This past weekend, we all woke up to horrific news of the surprise attack on Israel by Hamas from the Gaza Strip. Though there are far reaching geopolitical considerations for political punditry and military strategist pontification, our focus is on possible investment ramifications.
Recall our saying, “uncertainty is the kryptonite of the financial markets.” Few things are as uncertain or destructive as armed conflicts or wars. To many, it may seem odd that the financial markets produced positive returns during the initial trading day after the attack. Shouldn’t military conflict, which clearly qualifies as uncertainty, have had a negative effect on the investment markets? In short, yes and no.
Unfortunately, the Middle East is prone to conflict conditioning investors to military friction. Every few years, the Middle East has some sort of incursion, invasion, or attack. These center around religious sectarianism, regional control, and land grabs. The regularity of such events no longer takes investors by surprise. Following a call for calm, financial markets look beyond the initiate attack and retaliation towards a short-term resolution and return to business as usual.
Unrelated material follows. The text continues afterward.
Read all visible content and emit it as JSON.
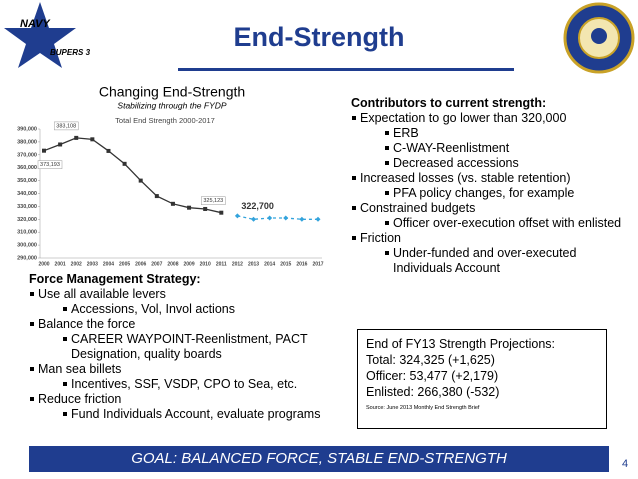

The Hamas-Israel conflict has so far been isolated to regional combatants and humanitarian tragedy. The affected provincial area has limited economic or business interests. Financial markets may change their tune should the conflict broaden to urban areas of Israel with wider business interests, effect globally necessary energy sources, or draw other regional or global powers into the conflict.
Financial markets can seem callus at times. At the end of the day, financial markets are preoccupied with cash flow and profits. Regional conflicts, flareups, or contained wars may have limited or no impact on international trade. By contrast, larger wars can alter transactional flow impacting the global economy. In the end, businesses are created to offer an appealing product or service and generate cash flow without weighing in on isolated skirmishes.
U.S. Treasuries, in particular, are a proxy for the U.S. dollar which is the world’s de facto reserve currency and a safe haven asset. Naturally skittish bond investors favor the safety of Treasuries during periods of insecurity. Over the past few days, bond yields have come down as bond prices have increased. In the near-term, this has helped buoy bond returns hurt by a couple the Federal Reserve’s surprise rate hikes in 2023.
These comments are not to make light of the atrocities of this past weekend, but to give perspective to the seemingly detached financial markets. At this point, the financial markets are expecting this latest brawl to follow the historical blueprint and remain as a short-term contained event. We will continue to monitor this disturbing situation. Despite the Middle East clash, please do your best to enjoy your weekend cheering for your favored sports team.